Leetcode #40: Combination Sum II
In this guide, we solve Leetcode #40 Combination Sum II in Python and focus on the core idea that makes the solution efficient.
You will see the intuition, the step-by-step method, and a clean Python implementation you can use in interviews.
Problem Statement
Given a collection of candidate numbers (candidates) and a target number (target), find all unique combinations in candidates where the candidate numbers sum to target. Each number in candidates may only be used once in the combination.
Quick Facts
- Difficulty: Medium
- Premium: No
- Tags: Array, Backtracking
Intuition
We must explore combinations of choices, but many branches can be pruned early.

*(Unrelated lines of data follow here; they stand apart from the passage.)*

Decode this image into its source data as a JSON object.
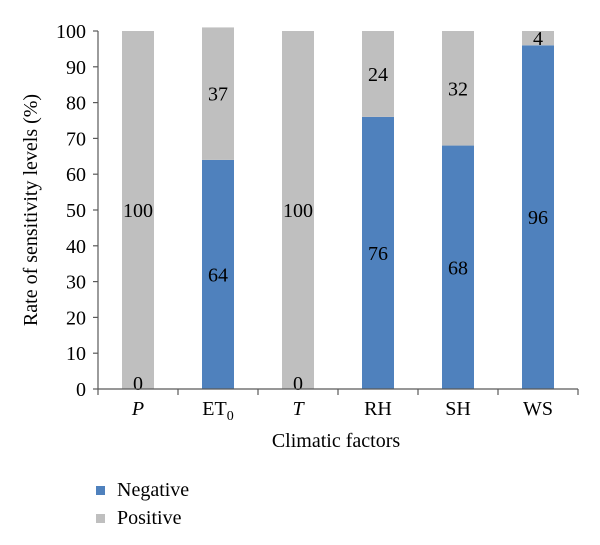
{
  "chart_data": {
    "type": "bar",
    "stacked": true,
    "categories": [
      "P",
      "ET0",
      "T",
      "RH",
      "SH",
      "WS"
    ],
    "category_labels": [
      {
        "main": "P",
        "sub": "",
        "italic": true
      },
      {
        "main": "ET",
        "sub": "0",
        "italic": false
      },
      {
        "main": "T",
        "sub": "",
        "italic": true
      },
      {
        "main": "RH",
        "sub": "",
        "italic": false
      },
      {
        "main": "SH",
        "sub": "",
        "italic": false
      },
      {
        "main": "WS",
        "sub": "",
        "italic": false
      }
    ],
    "series": [
      {
        "name": "Negative",
        "color": "#4f81bd",
        "values": [
          0,
          64,
          0,
          76,
          68,
          96
        ]
      },
      {
        "name": "Positive",
        "color": "#bfbfbf",
        "values": [
          100,
          37,
          100,
          24,
          32,
          4
        ]
      }
    ],
    "xlabel": "Climatic factors",
    "ylabel": "Rate of sensitivity levels (%)",
    "ylim": [
      0,
      100
    ],
    "yticks": [
      0,
      10,
      20,
      30,
      40,
      50,
      60,
      70,
      80,
      90,
      100
    ],
    "grid": false,
    "legend_position": "bottom-left"
  }
}
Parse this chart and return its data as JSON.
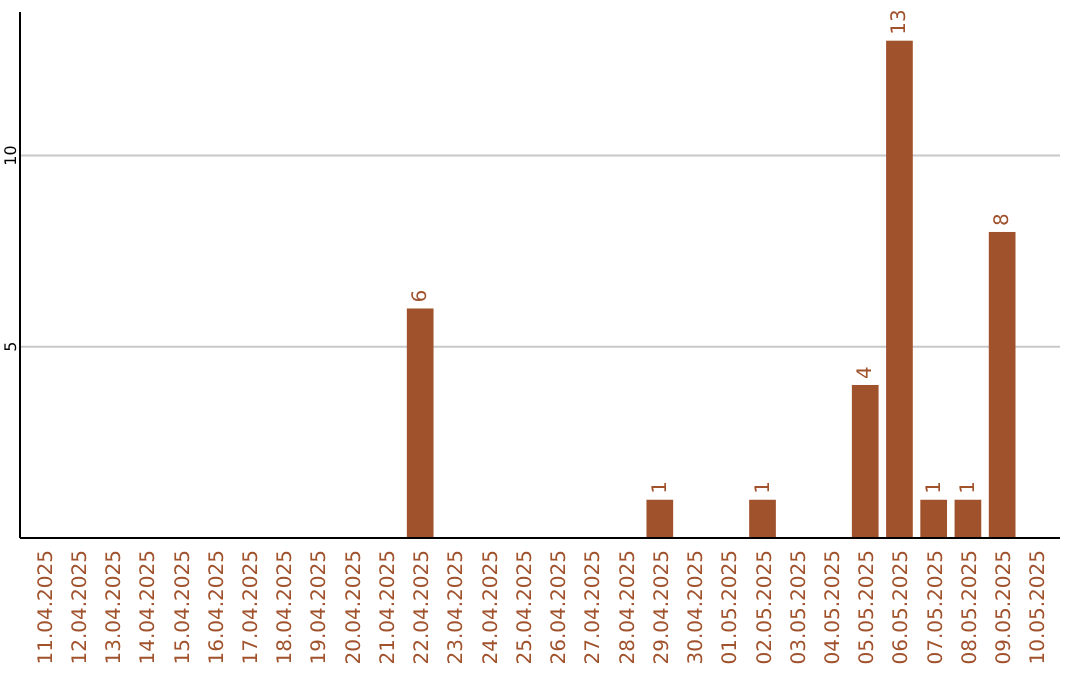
{
  "chart_data": {
    "type": "bar",
    "categories": [
      "11.04.2025",
      "12.04.2025",
      "13.04.2025",
      "14.04.2025",
      "15.04.2025",
      "16.04.2025",
      "17.04.2025",
      "18.04.2025",
      "19.04.2025",
      "20.04.2025",
      "21.04.2025",
      "22.04.2025",
      "23.04.2025",
      "24.04.2025",
      "25.04.2025",
      "26.04.2025",
      "27.04.2025",
      "28.04.2025",
      "29.04.2025",
      "30.04.2025",
      "01.05.2025",
      "02.05.2025",
      "03.05.2025",
      "04.05.2025",
      "05.05.2025",
      "06.05.2025",
      "07.05.2025",
      "08.05.2025",
      "09.05.2025",
      "10.05.2025"
    ],
    "values": [
      0,
      0,
      0,
      0,
      0,
      0,
      0,
      0,
      0,
      0,
      0,
      6,
      0,
      0,
      0,
      0,
      0,
      0,
      1,
      0,
      0,
      1,
      0,
      0,
      4,
      13,
      1,
      1,
      8,
      0
    ],
    "value_labels": [
      null,
      null,
      null,
      null,
      null,
      null,
      null,
      null,
      null,
      null,
      null,
      "6",
      null,
      null,
      null,
      null,
      null,
      null,
      "1",
      null,
      null,
      "1",
      null,
      null,
      "4",
      "13",
      "1",
      "1",
      "8",
      null
    ],
    "color": "#a0522d",
    "ylim": [
      0,
      13.75
    ],
    "yticks": [
      5,
      10
    ],
    "grid": "y"
  }
}
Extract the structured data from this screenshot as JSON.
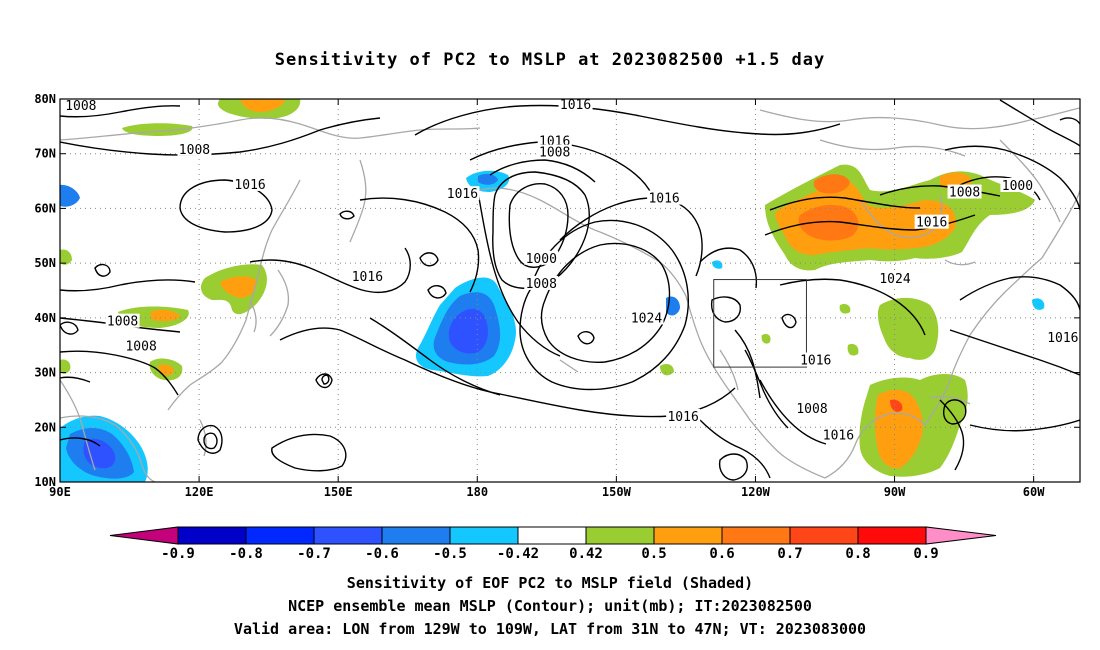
{
  "title": "Sensitivity of PC2 to MSLP at 2023082500 +1.5 day",
  "map": {
    "lon_range": [
      90,
      310
    ],
    "lat_range": [
      10,
      80
    ],
    "lat_ticks": [
      {
        "value": 80,
        "label": "80N"
      },
      {
        "value": 70,
        "label": "70N"
      },
      {
        "value": 60,
        "label": "60N"
      },
      {
        "value": 50,
        "label": "50N"
      },
      {
        "value": 40,
        "label": "40N"
      },
      {
        "value": 30,
        "label": "30N"
      },
      {
        "value": 20,
        "label": "20N"
      },
      {
        "value": 10,
        "label": "10N"
      }
    ],
    "lon_ticks": [
      {
        "value": 90,
        "label": "90E"
      },
      {
        "value": 120,
        "label": "120E"
      },
      {
        "value": 150,
        "label": "150E"
      },
      {
        "value": 180,
        "label": "180"
      },
      {
        "value": 210,
        "label": "150W"
      },
      {
        "value": 240,
        "label": "120W"
      },
      {
        "value": 270,
        "label": "90W"
      },
      {
        "value": 300,
        "label": "60W"
      }
    ],
    "grid": "dotted",
    "valid_box": {
      "lon": [
        231,
        251
      ],
      "lat": [
        31,
        47
      ]
    },
    "contour_labels": [
      {
        "text": "1008",
        "lon": 94.5,
        "lat": 78.7
      },
      {
        "text": "1008",
        "lon": 119,
        "lat": 70.7
      },
      {
        "text": "1016",
        "lon": 131,
        "lat": 64.3
      },
      {
        "text": "1016",
        "lon": 176.8,
        "lat": 62.6
      },
      {
        "text": "1016",
        "lon": 156.3,
        "lat": 47.5
      },
      {
        "text": "1008",
        "lon": 103.5,
        "lat": 39.3
      },
      {
        "text": "1008",
        "lon": 107.5,
        "lat": 34.8
      },
      {
        "text": "1016",
        "lon": 201.2,
        "lat": 78.9
      },
      {
        "text": "1016",
        "lon": 196.7,
        "lat": 72.2
      },
      {
        "text": "1008",
        "lon": 196.7,
        "lat": 70.2
      },
      {
        "text": "1016",
        "lon": 220.3,
        "lat": 61.8
      },
      {
        "text": "1000",
        "lon": 193.8,
        "lat": 50.8
      },
      {
        "text": "1008",
        "lon": 193.8,
        "lat": 46.2
      },
      {
        "text": "1024",
        "lon": 216.5,
        "lat": 39.9
      },
      {
        "text": "1016",
        "lon": 224.4,
        "lat": 21.9
      },
      {
        "text": "1016",
        "lon": 253,
        "lat": 32.2
      },
      {
        "text": "1008",
        "lon": 252.2,
        "lat": 23.3
      },
      {
        "text": "1016",
        "lon": 257.9,
        "lat": 18.5
      },
      {
        "text": "1024",
        "lon": 270.1,
        "lat": 47.1
      },
      {
        "text": "1016",
        "lon": 278,
        "lat": 57.4
      },
      {
        "text": "1008",
        "lon": 285.1,
        "lat": 62.9
      },
      {
        "text": "1000",
        "lon": 296.5,
        "lat": 64.1
      },
      {
        "text": "1016",
        "lon": 306.3,
        "lat": 36.3
      }
    ]
  },
  "colors": {
    "c_n09": "#c4007a",
    "c_n08": "#0000c8",
    "c_n07": "#0028ff",
    "c_n06": "#2e52ff",
    "c_n05": "#1e7ef0",
    "c_n042": "#14c8ff",
    "c_zero": "#ffffff",
    "c_042": "#9acd32",
    "c_05": "#ff9f0f",
    "c_06": "#ff7814",
    "c_07": "#ff4619",
    "c_08": "#ff0a0a",
    "c_09": "#ff8ec8",
    "coast": "#a8a8a8",
    "contour": "#000000"
  },
  "colorbar": {
    "labels": [
      "-0.9",
      "-0.8",
      "-0.7",
      "-0.6",
      "-0.5",
      "-0.42",
      "0.42",
      "0.5",
      "0.6",
      "0.7",
      "0.8",
      "0.9"
    ]
  },
  "captions": [
    "Sensitivity of EOF PC2 to MSLP field (Shaded)",
    "NCEP ensemble mean MSLP (Contour); unit(mb); IT:2023082500",
    "Valid area: LON from 129W to 109W, LAT from 31N to 47N; VT: 2023083000"
  ]
}
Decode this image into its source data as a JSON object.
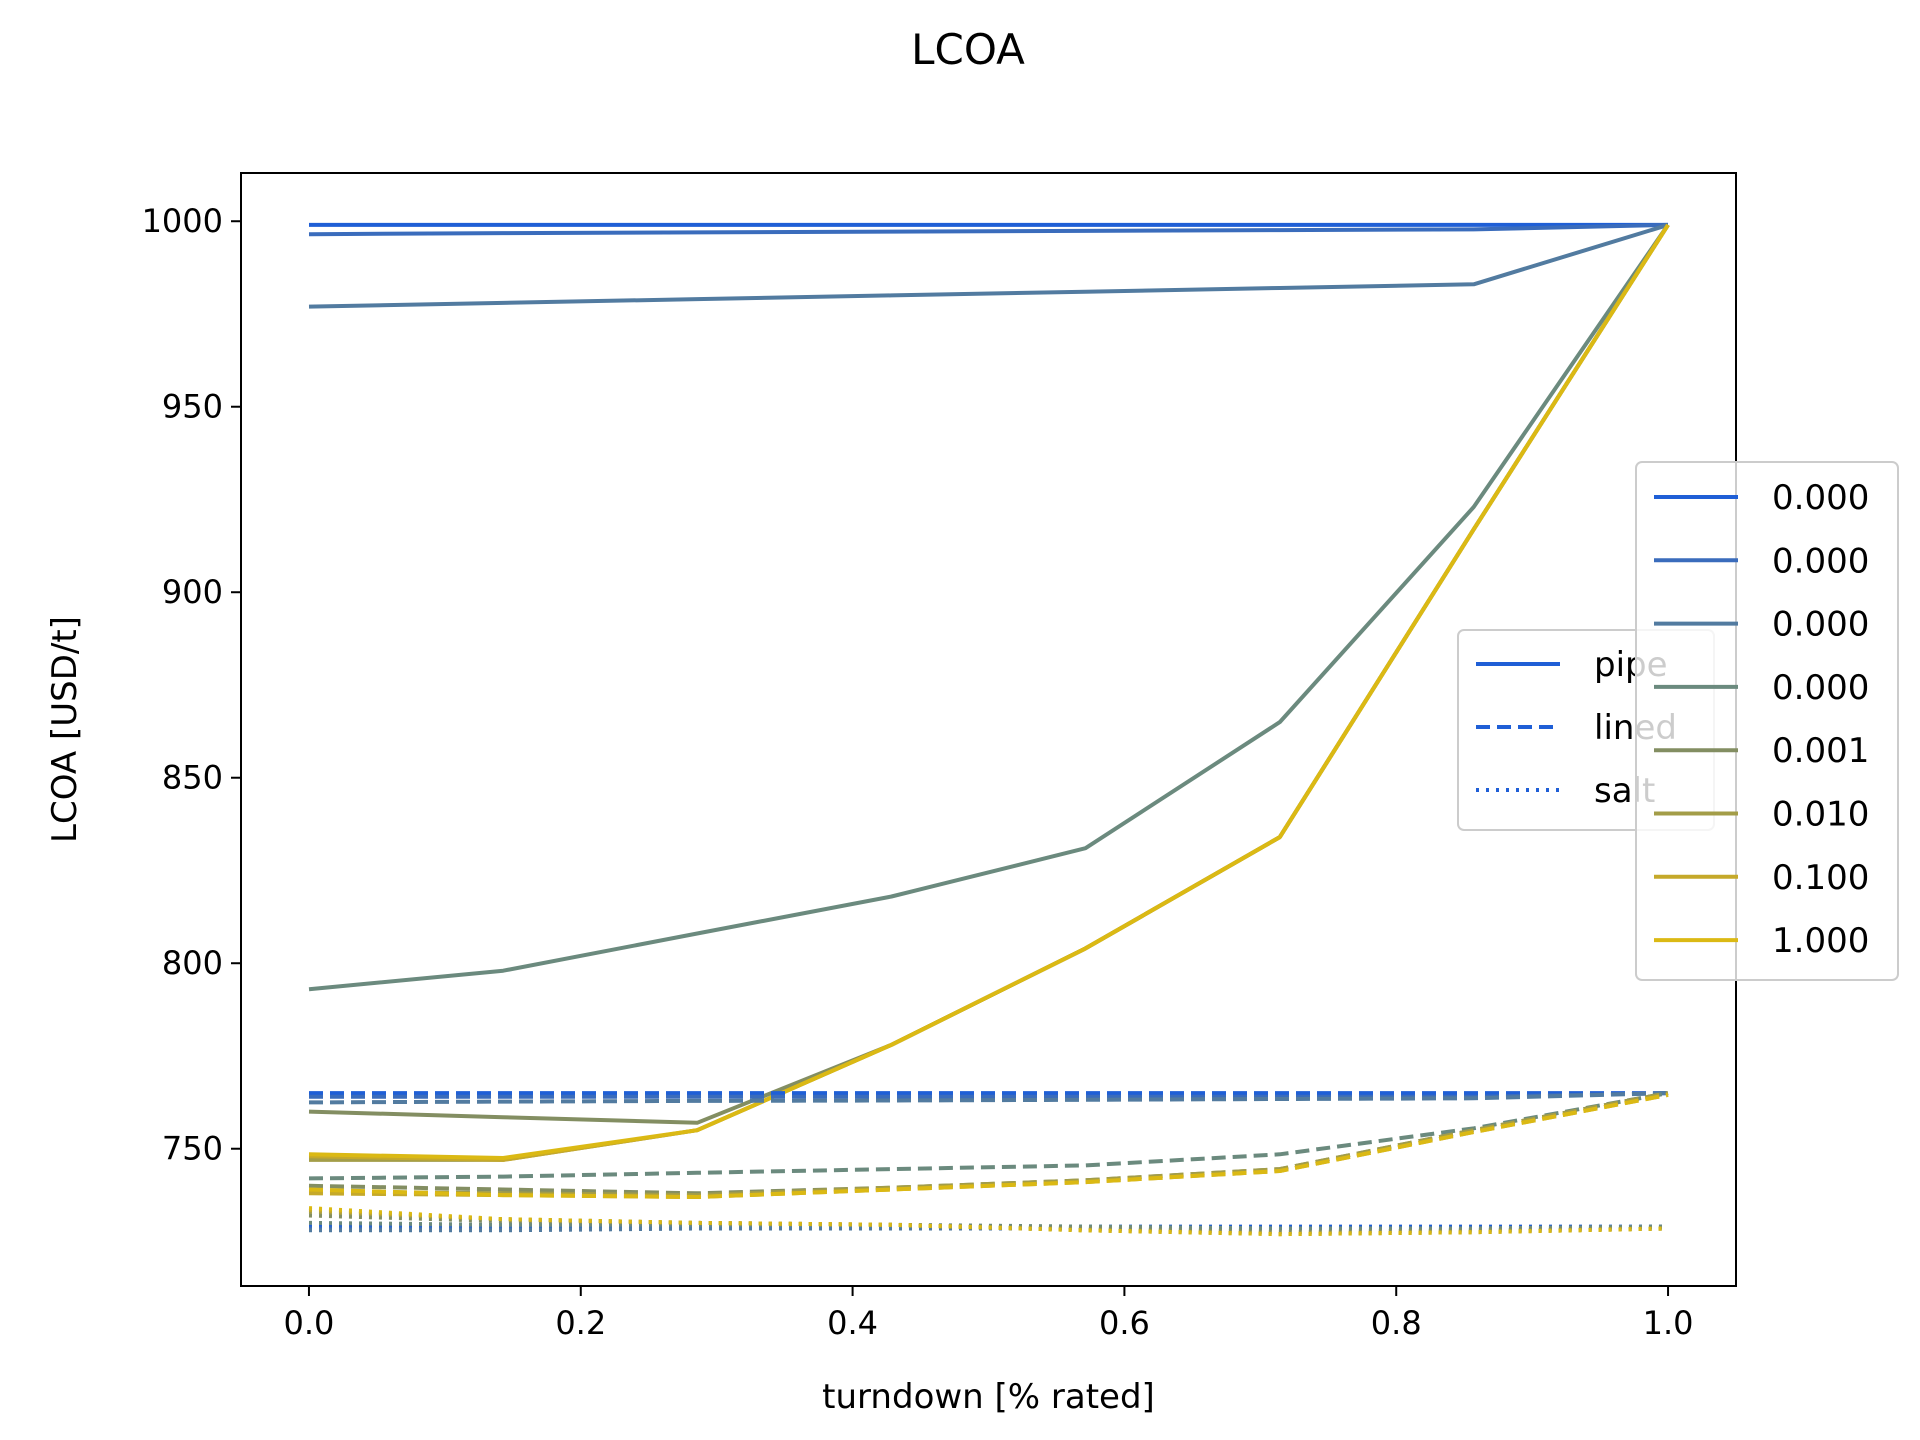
{
  "chart_data": {
    "type": "line",
    "title": "LCOA",
    "xlabel": "turndown [% rated]",
    "ylabel": "LCOA [USD/t]",
    "xlim": [
      -0.05,
      1.05
    ],
    "ylim": [
      713,
      1013
    ],
    "xticks": [
      0.0,
      0.2,
      0.4,
      0.6,
      0.8,
      1.0
    ],
    "xtick_labels": [
      "0.0",
      "0.2",
      "0.4",
      "0.6",
      "0.8",
      "1.0"
    ],
    "yticks": [
      750,
      800,
      850,
      900,
      950,
      1000
    ],
    "ytick_labels": [
      "750",
      "800",
      "850",
      "900",
      "950",
      "1000"
    ],
    "grid": false,
    "x": [
      0.0,
      0.1429,
      0.2857,
      0.4286,
      0.5714,
      0.7143,
      0.8571,
      1.0
    ],
    "storage_legend": {
      "placement": "center-right",
      "entries": [
        {
          "label": "pipe",
          "style": "solid"
        },
        {
          "label": "lined",
          "style": "dashed"
        },
        {
          "label": "salt",
          "style": "dotted"
        }
      ]
    },
    "color_legend": {
      "placement": "right, outside",
      "entries": [
        {
          "label": "0.000",
          "color": "#1f5fd6"
        },
        {
          "label": "0.000",
          "color": "#3a6cbc"
        },
        {
          "label": "0.000",
          "color": "#527ba0"
        },
        {
          "label": "0.000",
          "color": "#6b8a7e"
        },
        {
          "label": "0.001",
          "color": "#838e62"
        },
        {
          "label": "0.010",
          "color": "#a39d48"
        },
        {
          "label": "0.100",
          "color": "#c5a92a"
        },
        {
          "label": "1.000",
          "color": "#dbb914"
        }
      ]
    },
    "series": [
      {
        "color_index": 0,
        "style": "solid",
        "values": [
          999,
          999,
          999,
          999,
          999,
          999,
          999,
          999
        ]
      },
      {
        "color_index": 1,
        "style": "solid",
        "values": [
          996.5,
          996.8,
          997,
          997.2,
          997.4,
          997.6,
          997.8,
          999
        ]
      },
      {
        "color_index": 2,
        "style": "solid",
        "values": [
          977,
          978,
          979,
          980,
          981,
          982,
          983,
          999
        ]
      },
      {
        "color_index": 3,
        "style": "solid",
        "values": [
          793,
          798,
          808,
          818,
          831,
          865,
          923,
          999
        ]
      },
      {
        "color_index": 4,
        "style": "solid",
        "values": [
          760,
          758.5,
          757,
          778,
          804,
          834,
          917,
          999
        ]
      },
      {
        "color_index": 5,
        "style": "solid",
        "values": [
          747,
          747,
          755,
          778,
          804,
          834,
          917,
          999
        ]
      },
      {
        "color_index": 6,
        "style": "solid",
        "values": [
          748,
          747,
          755,
          778,
          804,
          834,
          917,
          999
        ]
      },
      {
        "color_index": 7,
        "style": "solid",
        "values": [
          748.5,
          747.5,
          755,
          778,
          804,
          834,
          917,
          999
        ]
      },
      {
        "color_index": 0,
        "style": "dashed",
        "values": [
          765,
          765,
          765,
          765,
          765,
          765,
          765,
          765
        ]
      },
      {
        "color_index": 1,
        "style": "dashed",
        "values": [
          764,
          764,
          764,
          764,
          764,
          764,
          764,
          765
        ]
      },
      {
        "color_index": 2,
        "style": "dashed",
        "values": [
          762.5,
          762.7,
          762.9,
          763,
          763.2,
          763.4,
          763.6,
          765
        ]
      },
      {
        "color_index": 3,
        "style": "dashed",
        "values": [
          742,
          742.5,
          743.5,
          744.5,
          745.5,
          748.5,
          755.5,
          765
        ]
      },
      {
        "color_index": 4,
        "style": "dashed",
        "values": [
          740,
          739,
          738,
          739.5,
          741.5,
          744.5,
          755,
          765
        ]
      },
      {
        "color_index": 5,
        "style": "dashed",
        "values": [
          738.5,
          738,
          737.5,
          739.5,
          741.5,
          744.5,
          755,
          765
        ]
      },
      {
        "color_index": 6,
        "style": "dashed",
        "values": [
          738,
          737.5,
          737,
          739,
          741,
          744,
          754.5,
          764.5
        ]
      },
      {
        "color_index": 7,
        "style": "dashed",
        "values": [
          739,
          737.5,
          737,
          739,
          741,
          744,
          754.5,
          764.5
        ]
      },
      {
        "color_index": 0,
        "style": "dotted",
        "values": [
          729,
          729,
          729,
          729,
          729,
          729,
          729,
          729
        ]
      },
      {
        "color_index": 1,
        "style": "dotted",
        "values": [
          728.5,
          728.5,
          728.5,
          728.5,
          728.5,
          728.5,
          728.5,
          729
        ]
      },
      {
        "color_index": 2,
        "style": "dotted",
        "values": [
          728,
          728,
          728.5,
          728.5,
          728.5,
          728.5,
          728.5,
          729
        ]
      },
      {
        "color_index": 3,
        "style": "dotted",
        "values": [
          730,
          729.5,
          729.5,
          729.5,
          729,
          728.5,
          728.5,
          729
        ]
      },
      {
        "color_index": 4,
        "style": "dotted",
        "values": [
          732,
          730.5,
          730,
          729.5,
          728.5,
          727.5,
          728,
          728.5
        ]
      },
      {
        "color_index": 5,
        "style": "dotted",
        "values": [
          733,
          731,
          730,
          729.5,
          728,
          727,
          727.5,
          728.5
        ]
      },
      {
        "color_index": 6,
        "style": "dotted",
        "values": [
          733.5,
          731,
          730,
          729.5,
          728,
          727,
          727.5,
          728.5
        ]
      },
      {
        "color_index": 7,
        "style": "dotted",
        "values": [
          734,
          731,
          730,
          729.5,
          728,
          727,
          727.5,
          728.5
        ]
      }
    ]
  }
}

Backtracking enumerates valid candidates while keeping the search space under control.
Approach
Use DFS to build candidates step by step, and backtrack when constraints are violated.
Pruning keeps the exploration practical for typical constraints.
Steps:
- Define the decision tree.
- DFS through choices and backtrack.
- Prune invalid paths early.
Example
Input: candidates = [10,1,2,7,6,1,5], target = 8
Output:
[
[1,1,6],
[1,2,5],
[1,7],
[2,6]
]
Python Solution
class Solution:
def combinationSum2(self, candidates: List[int], target: int) -> List[List[int]]:
def dfs(i: int, s: int):
if s == 0:
ans.append(t[:])
return
if i >= len(candidates) or s < candidates[i]:
return
for j in range(i, len(candidates)):
if j > i and candidates[j] == candidates[j - 1]:
continue
t.append(candidates[j])
dfs(j + 1, s - candidates[j])
t.pop()
candidates.sort()
ans = []
t = []
dfs(0, target)
return ans
Complexity
The time complexity is , and the space complexity is . The space complexity is .
Edge Cases and Pitfalls
Watch for boundary values, empty inputs, and duplicate values where applicable. If the problem involves ordering or constraints, confirm the invariant is preserved at every step.
Summary
This Python solution focuses on the essential structure of the problem and keeps the implementation interview-friendly while meeting the constraints.